C became entitled to child's insurance benefits on the earnings record of her deceased mother in January 1961. Her father, A, then living in New York State, was selected as representative payee for C, who had been living in France with maternal relatives since before her mother's death. C's parents had been divorced in 1954, with the mother receiving custody of C. A continued to act as representative payee and to administer the benefits because of his sustained active interest in his child's welfare and education, until October 1965. At that time the child's benefits were made payable to C's maternal aunt in France with whom C was living.
During the years that A acted as representative payee, he sent part of the child's benefits to France for her maintenance and support, and deposited the rest in a bank account. When the change of payee took place, A was permitted to retain and continue to administer the conserved funds, amounting to $1,122.69, which he had decided to invest in a teacher's Federal credit union in New York State, for C's future education.
Under section 404.1605 of Regulations No. 4 of the Social Security Administration, (20 CFR 404.1605) funds certified to a relative or other person on behalf of a beneficiary which are not needed for the current maintenance of the beneficiary, shall be conserved or invested on the beneficiary's behalf. Preferred investments are U.S. Savings Bonds, but such funds may also be invested in accordance with the rules applicable to investment of trust estates by trustees in the State of the beneficiary's domicile.
Since, in this case, there has been an investment of conserved funds by the representative payee in other than U.S. Savings Bonds, two questions must be determined: (1) which State is the beneficiary's domicile? and (2) is the form of investment, i.e., shares in a teacher's Federal credit union, proper under the rules applicable to investment of trust estates by trustees in that State?
The determination of domicile is governed by applicable principles of Federal law. Generally, the forum will apply its own law in determining the domicile of an individual even though such individual is residing outside the forum. Restatement (First), Conflict of Laws §10,1934; In Re Annesley, Chancery Division, 1926 (1926) Ch. 692. Applying Federal law to the facts of this case, it would appear, although there are no Federal decisions directly in point, that the Federal courts would follow the general rule that upon the death of a parent to whom the custody of a child has been awarded by a decree of divorce, the child acquires the domicile of the surviving parent if he continues to have parental rights and responsibilities (136 ALR 914, 915, In Re Thorne, 204 N.Y. 444 (1925), rehearing denied 241 N.Y. 513 (1925), Re Skinner, 300 N.W. 1 (Iowa 1941). Accordingly, in this case, C's domicile would be considered to be New York, the domicile of her father, and New York law would be applicable in determining the propriety of the investment.

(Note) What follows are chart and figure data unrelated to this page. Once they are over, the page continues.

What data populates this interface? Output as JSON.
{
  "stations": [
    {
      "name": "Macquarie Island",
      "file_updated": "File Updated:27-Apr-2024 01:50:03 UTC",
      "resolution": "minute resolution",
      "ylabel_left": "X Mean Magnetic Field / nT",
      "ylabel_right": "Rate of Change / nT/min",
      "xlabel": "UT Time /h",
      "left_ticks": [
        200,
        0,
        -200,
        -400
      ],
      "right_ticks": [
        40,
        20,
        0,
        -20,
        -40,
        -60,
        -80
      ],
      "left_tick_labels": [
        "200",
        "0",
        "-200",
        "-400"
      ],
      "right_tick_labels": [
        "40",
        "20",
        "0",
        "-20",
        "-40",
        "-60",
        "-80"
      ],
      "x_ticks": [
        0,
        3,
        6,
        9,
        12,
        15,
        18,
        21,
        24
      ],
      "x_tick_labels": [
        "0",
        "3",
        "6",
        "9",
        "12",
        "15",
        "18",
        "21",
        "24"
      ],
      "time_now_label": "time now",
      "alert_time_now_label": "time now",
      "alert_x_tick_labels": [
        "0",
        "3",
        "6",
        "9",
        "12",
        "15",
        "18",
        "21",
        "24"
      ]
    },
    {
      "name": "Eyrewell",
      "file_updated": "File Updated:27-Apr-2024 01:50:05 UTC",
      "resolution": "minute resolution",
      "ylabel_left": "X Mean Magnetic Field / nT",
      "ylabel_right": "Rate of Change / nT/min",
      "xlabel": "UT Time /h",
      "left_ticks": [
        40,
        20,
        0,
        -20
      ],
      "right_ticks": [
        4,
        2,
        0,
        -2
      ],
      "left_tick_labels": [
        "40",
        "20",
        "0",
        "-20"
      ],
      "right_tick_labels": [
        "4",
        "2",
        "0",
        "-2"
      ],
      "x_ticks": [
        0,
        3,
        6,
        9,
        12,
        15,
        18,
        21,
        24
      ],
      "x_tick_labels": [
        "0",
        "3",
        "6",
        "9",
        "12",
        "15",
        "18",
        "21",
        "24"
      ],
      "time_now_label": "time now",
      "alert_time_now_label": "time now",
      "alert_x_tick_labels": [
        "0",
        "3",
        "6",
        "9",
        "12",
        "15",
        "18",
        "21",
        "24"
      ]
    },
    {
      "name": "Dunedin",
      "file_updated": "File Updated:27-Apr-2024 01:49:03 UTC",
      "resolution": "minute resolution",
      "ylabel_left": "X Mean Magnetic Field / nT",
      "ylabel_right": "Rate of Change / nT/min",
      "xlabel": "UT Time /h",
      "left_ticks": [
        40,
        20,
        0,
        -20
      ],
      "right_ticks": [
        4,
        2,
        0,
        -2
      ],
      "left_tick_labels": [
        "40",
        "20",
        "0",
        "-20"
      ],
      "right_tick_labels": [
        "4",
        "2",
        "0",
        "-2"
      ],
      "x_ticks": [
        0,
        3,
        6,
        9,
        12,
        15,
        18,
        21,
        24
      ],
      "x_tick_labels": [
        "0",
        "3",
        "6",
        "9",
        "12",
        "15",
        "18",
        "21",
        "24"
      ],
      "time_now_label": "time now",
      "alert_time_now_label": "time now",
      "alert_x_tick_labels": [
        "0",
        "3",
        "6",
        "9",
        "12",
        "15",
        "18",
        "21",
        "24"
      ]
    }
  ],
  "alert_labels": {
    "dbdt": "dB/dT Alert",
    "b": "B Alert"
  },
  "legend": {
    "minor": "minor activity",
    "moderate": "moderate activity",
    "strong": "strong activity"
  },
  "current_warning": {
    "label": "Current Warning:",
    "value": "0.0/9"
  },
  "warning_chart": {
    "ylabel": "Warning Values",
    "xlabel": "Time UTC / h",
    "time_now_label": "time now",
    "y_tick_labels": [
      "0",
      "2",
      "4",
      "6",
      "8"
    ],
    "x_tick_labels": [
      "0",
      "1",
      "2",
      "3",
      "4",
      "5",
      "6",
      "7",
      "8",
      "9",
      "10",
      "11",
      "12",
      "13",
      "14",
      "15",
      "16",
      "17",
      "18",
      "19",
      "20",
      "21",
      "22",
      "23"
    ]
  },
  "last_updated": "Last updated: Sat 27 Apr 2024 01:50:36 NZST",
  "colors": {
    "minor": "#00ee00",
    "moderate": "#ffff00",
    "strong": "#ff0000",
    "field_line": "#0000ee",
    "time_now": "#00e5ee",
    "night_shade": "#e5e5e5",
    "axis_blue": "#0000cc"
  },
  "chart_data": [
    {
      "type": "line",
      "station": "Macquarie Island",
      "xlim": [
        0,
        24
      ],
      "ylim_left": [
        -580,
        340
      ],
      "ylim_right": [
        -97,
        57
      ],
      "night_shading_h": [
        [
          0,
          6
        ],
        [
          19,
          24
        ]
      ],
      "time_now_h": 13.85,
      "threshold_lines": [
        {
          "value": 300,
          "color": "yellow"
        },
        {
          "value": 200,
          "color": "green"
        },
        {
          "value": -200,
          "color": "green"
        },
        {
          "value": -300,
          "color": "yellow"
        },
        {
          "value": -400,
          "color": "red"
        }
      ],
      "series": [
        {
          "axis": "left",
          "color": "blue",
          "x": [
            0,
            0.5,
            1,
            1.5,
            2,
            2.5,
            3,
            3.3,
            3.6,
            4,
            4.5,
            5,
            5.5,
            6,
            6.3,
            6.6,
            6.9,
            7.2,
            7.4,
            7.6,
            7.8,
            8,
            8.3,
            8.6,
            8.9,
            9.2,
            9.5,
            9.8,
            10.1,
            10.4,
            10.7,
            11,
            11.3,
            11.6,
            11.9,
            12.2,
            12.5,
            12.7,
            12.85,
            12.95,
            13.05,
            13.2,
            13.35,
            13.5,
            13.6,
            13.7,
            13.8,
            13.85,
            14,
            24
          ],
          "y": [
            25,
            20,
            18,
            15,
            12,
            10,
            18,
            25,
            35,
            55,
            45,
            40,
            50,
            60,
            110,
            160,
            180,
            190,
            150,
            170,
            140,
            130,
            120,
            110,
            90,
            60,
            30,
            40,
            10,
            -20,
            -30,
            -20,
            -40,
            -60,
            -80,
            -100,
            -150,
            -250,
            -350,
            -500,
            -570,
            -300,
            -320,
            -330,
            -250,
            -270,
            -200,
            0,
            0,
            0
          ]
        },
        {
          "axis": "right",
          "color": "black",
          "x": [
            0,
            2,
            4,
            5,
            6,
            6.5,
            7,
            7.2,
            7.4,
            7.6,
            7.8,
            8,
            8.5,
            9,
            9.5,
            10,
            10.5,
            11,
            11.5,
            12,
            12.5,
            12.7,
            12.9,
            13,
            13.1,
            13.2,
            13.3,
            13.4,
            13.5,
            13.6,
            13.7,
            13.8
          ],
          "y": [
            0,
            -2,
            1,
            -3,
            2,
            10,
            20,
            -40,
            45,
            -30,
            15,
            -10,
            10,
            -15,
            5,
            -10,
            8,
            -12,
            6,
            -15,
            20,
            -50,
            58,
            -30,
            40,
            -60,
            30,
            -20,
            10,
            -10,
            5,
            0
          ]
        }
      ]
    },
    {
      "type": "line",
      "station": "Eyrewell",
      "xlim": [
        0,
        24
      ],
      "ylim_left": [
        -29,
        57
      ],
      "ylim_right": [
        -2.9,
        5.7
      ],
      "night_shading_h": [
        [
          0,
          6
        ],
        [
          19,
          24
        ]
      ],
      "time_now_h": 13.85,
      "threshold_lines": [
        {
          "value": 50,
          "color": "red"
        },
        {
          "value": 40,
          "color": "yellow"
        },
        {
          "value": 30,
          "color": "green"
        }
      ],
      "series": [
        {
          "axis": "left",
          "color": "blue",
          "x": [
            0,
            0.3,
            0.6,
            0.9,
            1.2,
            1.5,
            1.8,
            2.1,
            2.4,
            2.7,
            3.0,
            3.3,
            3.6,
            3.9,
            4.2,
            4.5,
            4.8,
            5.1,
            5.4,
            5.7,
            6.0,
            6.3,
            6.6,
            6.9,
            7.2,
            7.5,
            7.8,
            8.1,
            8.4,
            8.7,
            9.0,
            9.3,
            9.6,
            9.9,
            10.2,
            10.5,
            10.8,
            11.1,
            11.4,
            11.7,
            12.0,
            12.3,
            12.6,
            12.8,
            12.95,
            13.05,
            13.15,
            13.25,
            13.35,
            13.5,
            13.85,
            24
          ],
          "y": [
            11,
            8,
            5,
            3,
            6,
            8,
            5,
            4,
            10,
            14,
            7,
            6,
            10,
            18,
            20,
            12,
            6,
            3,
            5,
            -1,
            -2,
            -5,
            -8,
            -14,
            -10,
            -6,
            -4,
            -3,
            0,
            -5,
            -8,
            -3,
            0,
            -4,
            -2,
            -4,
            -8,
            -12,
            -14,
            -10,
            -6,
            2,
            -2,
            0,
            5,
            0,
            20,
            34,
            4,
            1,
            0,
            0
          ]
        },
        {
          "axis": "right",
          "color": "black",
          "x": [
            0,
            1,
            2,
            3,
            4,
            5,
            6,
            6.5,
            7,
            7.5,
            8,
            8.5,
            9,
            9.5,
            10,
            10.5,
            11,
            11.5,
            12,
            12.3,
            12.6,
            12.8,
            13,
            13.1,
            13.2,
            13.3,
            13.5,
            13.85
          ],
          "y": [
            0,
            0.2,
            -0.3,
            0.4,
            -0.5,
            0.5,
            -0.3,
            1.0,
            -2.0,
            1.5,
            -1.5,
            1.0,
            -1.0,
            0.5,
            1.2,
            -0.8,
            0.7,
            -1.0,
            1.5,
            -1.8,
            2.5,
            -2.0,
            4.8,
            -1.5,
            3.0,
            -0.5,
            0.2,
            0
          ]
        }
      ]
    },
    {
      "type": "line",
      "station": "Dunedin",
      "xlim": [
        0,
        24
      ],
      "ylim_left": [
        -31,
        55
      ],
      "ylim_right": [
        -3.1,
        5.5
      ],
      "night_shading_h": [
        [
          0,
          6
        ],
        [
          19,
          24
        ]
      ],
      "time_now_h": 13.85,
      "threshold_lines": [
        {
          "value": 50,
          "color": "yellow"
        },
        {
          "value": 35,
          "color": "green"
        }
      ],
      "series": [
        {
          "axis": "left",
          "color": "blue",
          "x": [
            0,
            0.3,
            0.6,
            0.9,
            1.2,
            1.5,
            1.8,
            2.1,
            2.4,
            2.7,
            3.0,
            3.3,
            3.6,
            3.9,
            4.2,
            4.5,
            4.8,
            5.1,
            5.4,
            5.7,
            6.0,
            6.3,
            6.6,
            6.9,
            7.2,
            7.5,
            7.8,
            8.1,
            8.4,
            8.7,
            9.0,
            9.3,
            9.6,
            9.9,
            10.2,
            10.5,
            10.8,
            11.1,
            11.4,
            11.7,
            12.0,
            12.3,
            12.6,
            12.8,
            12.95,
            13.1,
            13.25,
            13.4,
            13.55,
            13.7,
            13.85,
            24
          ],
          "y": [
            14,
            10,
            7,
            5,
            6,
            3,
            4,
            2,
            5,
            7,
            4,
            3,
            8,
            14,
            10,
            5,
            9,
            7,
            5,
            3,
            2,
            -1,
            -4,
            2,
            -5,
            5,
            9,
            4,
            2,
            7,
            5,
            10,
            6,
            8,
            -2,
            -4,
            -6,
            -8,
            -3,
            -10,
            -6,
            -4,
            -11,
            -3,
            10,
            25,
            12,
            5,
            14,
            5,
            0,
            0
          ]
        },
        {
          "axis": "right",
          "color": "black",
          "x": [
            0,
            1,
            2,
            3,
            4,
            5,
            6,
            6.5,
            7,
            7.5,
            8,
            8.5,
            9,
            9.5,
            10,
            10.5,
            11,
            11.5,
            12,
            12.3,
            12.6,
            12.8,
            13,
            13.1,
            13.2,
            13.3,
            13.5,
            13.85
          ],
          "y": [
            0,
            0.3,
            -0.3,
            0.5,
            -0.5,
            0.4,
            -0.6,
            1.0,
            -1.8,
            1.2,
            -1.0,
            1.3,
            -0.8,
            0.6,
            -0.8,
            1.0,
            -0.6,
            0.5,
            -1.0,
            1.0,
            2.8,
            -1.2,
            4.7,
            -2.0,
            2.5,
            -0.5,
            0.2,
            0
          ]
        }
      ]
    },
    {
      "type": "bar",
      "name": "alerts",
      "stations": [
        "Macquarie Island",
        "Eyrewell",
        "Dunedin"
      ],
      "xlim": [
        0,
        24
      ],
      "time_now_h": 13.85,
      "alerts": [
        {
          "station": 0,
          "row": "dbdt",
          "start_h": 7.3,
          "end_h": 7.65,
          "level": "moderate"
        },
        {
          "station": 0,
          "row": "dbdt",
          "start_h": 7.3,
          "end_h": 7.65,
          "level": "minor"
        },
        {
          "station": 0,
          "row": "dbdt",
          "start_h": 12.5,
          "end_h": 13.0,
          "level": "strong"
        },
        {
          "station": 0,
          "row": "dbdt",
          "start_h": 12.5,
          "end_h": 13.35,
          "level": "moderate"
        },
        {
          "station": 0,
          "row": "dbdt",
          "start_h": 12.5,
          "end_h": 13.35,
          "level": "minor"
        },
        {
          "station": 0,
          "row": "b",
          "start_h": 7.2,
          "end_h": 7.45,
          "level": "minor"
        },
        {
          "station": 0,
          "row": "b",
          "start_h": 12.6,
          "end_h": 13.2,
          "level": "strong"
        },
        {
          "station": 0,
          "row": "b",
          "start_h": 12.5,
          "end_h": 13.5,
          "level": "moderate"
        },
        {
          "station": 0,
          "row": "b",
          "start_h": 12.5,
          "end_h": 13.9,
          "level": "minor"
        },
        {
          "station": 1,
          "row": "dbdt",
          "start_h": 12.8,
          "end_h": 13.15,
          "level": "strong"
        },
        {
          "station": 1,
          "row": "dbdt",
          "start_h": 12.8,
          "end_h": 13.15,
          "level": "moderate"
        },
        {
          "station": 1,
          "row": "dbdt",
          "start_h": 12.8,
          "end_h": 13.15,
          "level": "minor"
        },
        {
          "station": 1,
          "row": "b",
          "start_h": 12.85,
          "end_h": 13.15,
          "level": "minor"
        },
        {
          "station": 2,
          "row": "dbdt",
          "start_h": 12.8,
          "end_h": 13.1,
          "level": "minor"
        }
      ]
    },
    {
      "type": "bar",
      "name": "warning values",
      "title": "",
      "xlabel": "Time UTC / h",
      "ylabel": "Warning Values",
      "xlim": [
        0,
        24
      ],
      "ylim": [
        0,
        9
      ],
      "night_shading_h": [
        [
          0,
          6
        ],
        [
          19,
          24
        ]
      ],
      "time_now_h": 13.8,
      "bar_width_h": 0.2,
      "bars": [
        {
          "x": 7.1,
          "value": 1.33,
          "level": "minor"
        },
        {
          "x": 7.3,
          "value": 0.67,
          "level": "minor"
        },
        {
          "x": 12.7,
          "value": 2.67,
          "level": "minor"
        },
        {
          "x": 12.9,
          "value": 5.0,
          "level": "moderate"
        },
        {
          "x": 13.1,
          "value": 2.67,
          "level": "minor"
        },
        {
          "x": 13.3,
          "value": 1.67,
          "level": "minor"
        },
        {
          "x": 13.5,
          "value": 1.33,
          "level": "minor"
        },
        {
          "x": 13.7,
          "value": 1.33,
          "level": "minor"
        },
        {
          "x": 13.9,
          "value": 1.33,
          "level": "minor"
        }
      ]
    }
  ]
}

This leaves the question whether investment in a Federal credit union is permitted to trustees under New York law. New York Personal Property Law, § 21, which enumerates the categories of permissible investments for funds held by trustees, authorizes investment in various types of commercial banks and savings institutions subject to certain limitations not pertinent herein. Thus, deposits in the former are authorized only if the full amount of any such deposit is insured by the Federal Deposit Insurance Corporation, and deposits in savings institutions are authorized only if such institution is a savings bank incorporated under the laws of New York, or is a savings and loan association organized under The Home Owners' Loan Act of 1933, 12 U.S.C.A. §1461 et seq., or the laws of New York.
Since the Federal credit union does not come within any of these categories of permissible investments of funds held by trustees, it is accordingly held that such investment is inappropriate under New York law and therefore improper for conserved title II benefits.